An Empirical Study of Obsolete Answers on Stack Overflow

Reviewed by Greg Wilson / 2022-03-08
Keywords: Stack Overflow

I've been writing extensions to a little static site generator called Ivy for some of my side projects. At one point I had half a dozen tabs open on Stack Overflow while figuring out the right way to customize code highlighting. The problem wasn't finding an answer: the problem was finding an answer that was up to date. Libraries change over time, but it takes a while for old answers with lots of upvotes to be superceded by newer, more accurate answers.

Zhang2021b looks at this phenomenon quantitatively. I wasn't surprised by their finding that only 20% of obsolete answers are ever updated; I was surprised to learn that more than half of obsolete answers were out of date even when they were first posted.

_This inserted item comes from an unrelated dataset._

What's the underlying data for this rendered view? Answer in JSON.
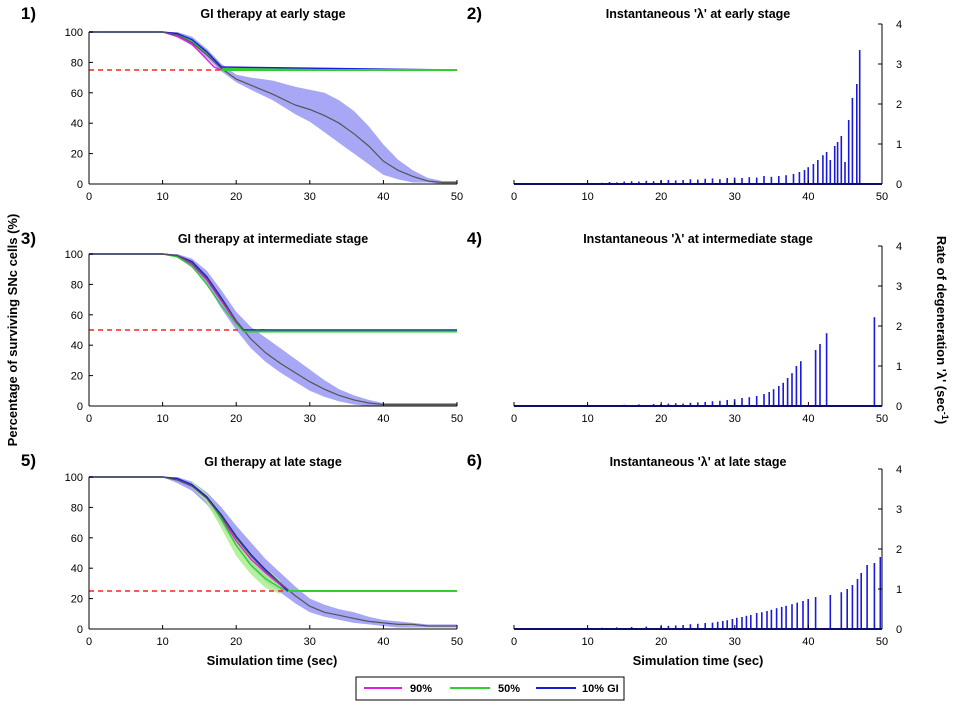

As evidenced by the figures shown below, this paper contains a wealth of information. And while some of its suggestions (e.g., telling answer seekers to check comments carefully for signs of obsolescence) fall into the same category as, "You really should eat more vegetables," many of its proposals are actionable: for example, the authors point out that many obsolete answers could be detected as they are being typed in. If our live event in April goes well, I hope we will have a second session later in the year, and I hope that these results will be featured then.

Figure 4

Figure 8

Figure 10

Zhang2021b Haoxiang Zhang, Shaowei Wang, Tse-Hsun Chen, Ying Zou, and Ahmed E. Hassan. An empirical study of obsolete answers on stack overflow. IEEE Transactions on Software Engineering, 47(4):850–862, 2021, doi:10.1109/tse.2019.2906315.

Stack Overflow accumulates an enormous amount of software engineering knowledge. However, as time passes, certain knowledge in answers may become obsolete. Such obsolete answers, if not identified or documented clearly, may mislead answer seekers and cause unexpected problems (e.g., using an out-dated security protocol). In this paper, we investigate how the knowledge in answers becomes obsolete and identify the characteristics of such obsolete answers. We find that: 1) More than half of the obsolete answers (58.4%) were probably already obsolete when they were first posted. 2) When an obsolete answer is observed, only a small proportion (20.5%) of such answers are ever updated. 3) Answers to questions in certain tags (e.g., node.js, ajax, android, and objective-c) are more likely to become obsolete. Our findings suggest that Stack Overflow should develop mechanisms to encourage the whole community to maintain answers (to avoid obsolete answers) and answer seekers are encouraged to carefully go through all information (e.g., comments) in answer threads.